Obviamente, todo lo que nos queda después de aquel penoso incidente es la Gran Pregunta de la historia del tenis femenino: ¿Qué hubiera sucedido si Mónica Seles no hubiese sido apuñalada por un criminal justo cuando estaba en lo mejor de su carrera? Nunca lo sabremos. Podemos, eso sí, intentar buscar respuestas lógicas. Parece razonable pensar que Mónica hubiese ganado algunos títulos más, que hubiese seguido plantándole cara a Steffi Graf durante varias temporadas. Entre ambas jugadoras se hubiesen repartido los grandes títulos de 1993, 1994, 1995… no podemos adivinar cuántos hubiese ganado cada una, pero el reinado de Steffi no hubiese sido tan aplastante como lo fue en ausencia de Seles. Eso seguro. Es más, si hacemos caso a lo que suele suceder en el tenis, es bastante probable que Seles hubiese seguido reinando, con Graf como segundona de lujo. Para algunos —en una opinión aventurada pero no totalmente irrazonable— sin aquella puñalada en Hamburgo, Mónica Seles hubiera seguido dominando y se hubiese convertido en la tenista con más grandes títulos de la era moderna (al final, Mónica se quedó en 9, ya que sólo ganó uno tras su regreso, y Steffi acumuló 22, dos por debajo del récord de Margaret Court).
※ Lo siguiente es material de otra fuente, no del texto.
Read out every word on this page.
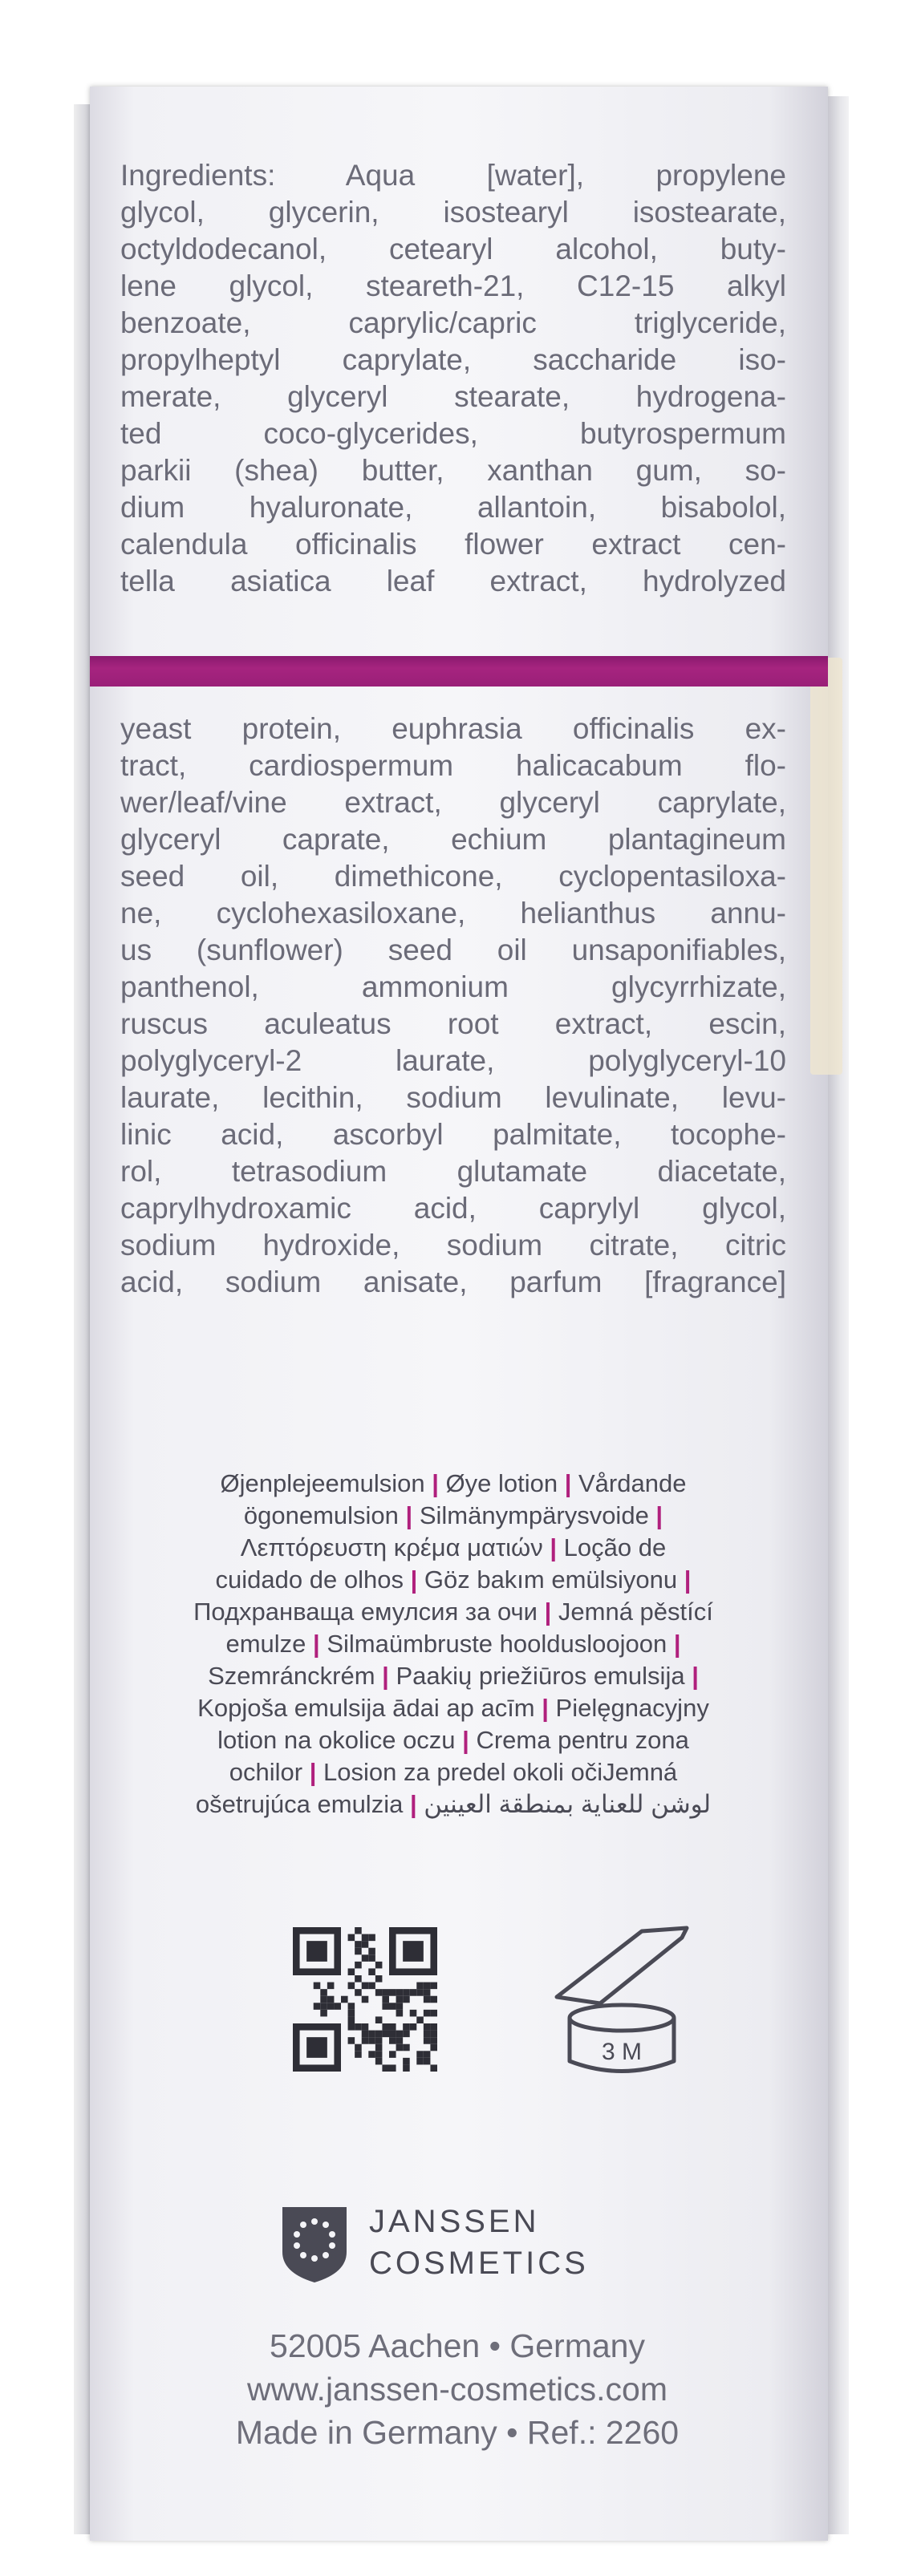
Ingredients: Aqua [water], propylene
glycol, glycerin, isostearyl isostearate,
octyldodecanol, cetearyl alcohol, buty-
lene glycol, steareth-21, C12-15 alkyl
benzoate, caprylic/capric triglyceride,
propylheptyl caprylate, saccharide iso-
merate, glyceryl stearate, hydrogena-
ted coco-glycerides, butyrospermum
parkii (shea) butter, xanthan gum, so-
dium hyaluronate, allantoin, bisabolol,
calendula officinalis flower extract cen-
tella asiatica leaf extract, hydrolyzed
yeast protein, euphrasia officinalis ex-
tract, cardiospermum halicacabum flo-
wer/leaf/vine extract, glyceryl caprylate,
glyceryl caprate, echium plantagineum
seed oil, dimethicone, cyclopentasiloxa-
ne, cyclohexasiloxane, helianthus annu-
us (sunflower) seed oil unsaponifiables,
panthenol, ammonium glycyrrhizate,
ruscus aculeatus root extract, escin,
polyglyceryl-2 laurate, polyglyceryl-10
laurate, lecithin, sodium levulinate, levu-
linic acid, ascorbyl palmitate, tocophe-
rol, tetrasodium glutamate diacetate,
caprylhydroxamic acid, caprylyl glycol,
sodium hydroxide, sodium citrate, citric
acid, sodium anisate, parfum [fragrance]
Øjenplejeemulsion | Øye lotion | Vårdande
ögonemulsion | Silmänympärysvoide |
Λεπτόρευστη κρέμα ματιών | Loção de
cuidado de olhos | Göz bakım emülsiyonu |
Подхранваща емулсия за очи | Jemná pěstící
emulze | Silmaümbruste hooldusloojoon |
Szemránckrém | Paakių priežiūros emulsija |
Kopjoša emulsija ādai ap acīm | Pielęgnacyjny
lotion na okolice oczu | Crema pentru zona
ochilor | Losion za predel okoli očiJemná
ošetrujúca emulzia | لوشن للعناية بمنطقة العينين
3 M
JANSSEN
COSMETICS
52005 Aachen • Germany
www.janssen-cosmetics.com
Made in Germany • Ref.: 2260
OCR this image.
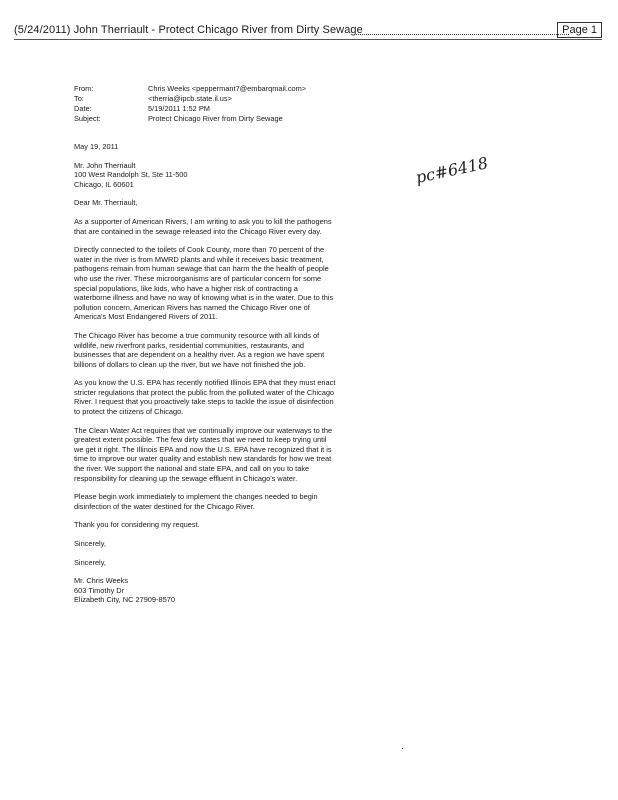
(5/24/2011) John Therriault - Protect Chicago River from Dirty Sewage	Page 1
From:	Chris Weeks <peppermant7@embarqmail.com>
To:	<therria@ipcb.state.il.us>
Date:	5/19/2011 1:52 PM
Subject:	Protect Chicago River from Dirty Sewage

May 19, 2011

Mr. John Therriault
100 West Randolph St, Ste 11-500
Chicago, IL 60601

Dear Mr. Therriault,

As a supporter of American Rivers, I am writing to ask you to kill the pathogens that are contained in the sewage released into the Chicago River every day.

Directly connected to the toilets of Cook County, more than 70 percent of the water in the river is from MWRD plants and while it receives basic treatment, pathogens remain from human sewage that can harm the the health of people who use the river. These microorganisms are of particular concern for some special populations, like kids, who have a higher risk of contracting a waterborne illness and have no way of knowing what is in the water. Due to this pollution concern, American Rivers has named the Chicago River one of America's Most Endangered Rivers of 2011.

The Chicago River has become a true community resource with all kinds of wildlife, new riverfront parks, residential communities, restaurants, and businesses that are dependent on a healthy river. As a region we have spent billions of dollars to clean up the river, but we have not finished the job.

As you know the U.S. EPA has recently notified Illinois EPA that they must enact stricter regulations that protect the public from the polluted water of the Chicago River. I request that you proactively take steps to tackle the issue of disinfection to protect the citizens of Chicago.

The Clean Water Act requires that we continually improve our waterways to the greatest extent possible. The few dirty states that we need to keep trying until we get it right. The Illinois EPA and now the U.S. EPA have recognized that it is time to improve our water quality and establish new standards for how we treat the river. We support the national and state EPA, and call on you to take responsibility for cleaning up the sewage effluent in Chicago's water.

Please begin work immediately to implement the changes needed to begin disinfection of the water destined for the Chicago River.

Thank you for considering my request.

Sincerely,

Sincerely,

Mr. Chris Weeks
603 Timothy Dr
Elizabeth City, NC 27909-8570
pc#6418
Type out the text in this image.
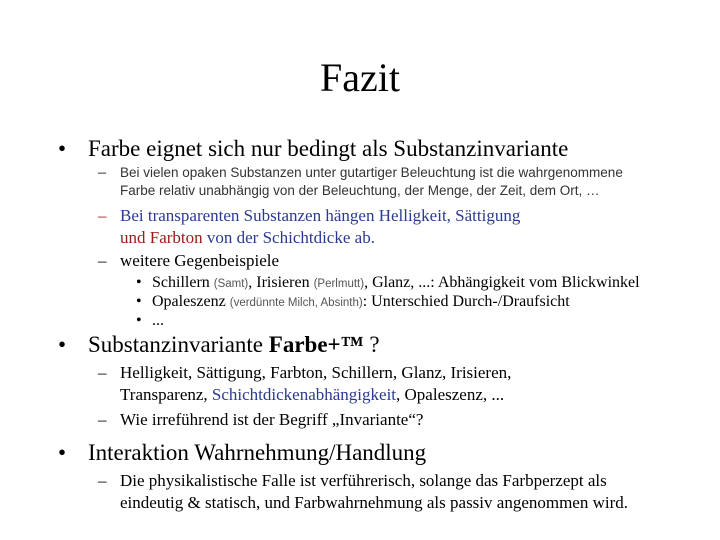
Fazit
• Farbe eignet sich nur bedingt als Substanzinvariante
– Bei vielen opaken Substanzen unter gutartiger Beleuchtung ist die wahrgenommene
Farbe relativ unabhängig von der Beleuchtung, der Menge, der Zeit, dem Ort, …
– Bei transparenten Substanzen hängen Helligkeit, Sättigung
und Farbton von der Schichtdicke ab.
– weitere Gegenbeispiele
• Schillern (Samt), Irisieren (Perlmutt), Glanz, ...: Abhängigkeit vom Blickwinkel
• Opaleszenz (verdünnte Milch, Absinth): Unterschied Durch-/Draufsicht
• ...
• Substanzinvariante Farbe+™ ?
– Helligkeit, Sättigung, Farbton, Schillern, Glanz, Irisieren,
Transparenz, Schichtdickenabhängigkeit, Opaleszenz, ...
– Wie irreführend ist der Begriff „Invariante“?
• Interaktion Wahrnehmung/Handlung
– Die physikalistische Falle ist verführerisch, solange das Farbperzept als
eindeutig & statisch, und Farbwahrnehmung als passiv angenommen wird.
Pero esto son elucubraciones. La realidad, por desgracia, es la que es: aquel 30 de abril de 1993 cambió la vida de Mónica Seles y cambió también la historia del tenis. Pudo haber sido la jugadora más grande de todos los tiempos. No lo averiguaremos jamás, pero sí, pudo haberlo sido. Puestos a mirar el lado bueno, podemos agradecer que Mónica no sufriera peores heridas físicas en lo que sin duda fue un trance de vida o muerte. Y puestos a mirar el lado malo, un único individuo ensució la historia de todo un deporte y sólo hubo consecuencias serias para la víctima, para su vida y para su carrera. La moraleja resulta evidente: la fascinación por el deporte profesional —que es de por sí fascinante— no debe traspasar ciertos límites. Cuando alguien se toma los resultados deportivos como una cuestión personal —algo que sucede muy a menudo, no hace falta estar trastornado para ello— debería más bien preguntarse qué vacíos está intentando llenar. Pero como decía al principio de este artículo, todavía cuesta creer que una puñalada se interpusiera en el camino de toda una campeona. Los cruces de caminos, las encrucijadas, deberían estar señalizadas de otra manera.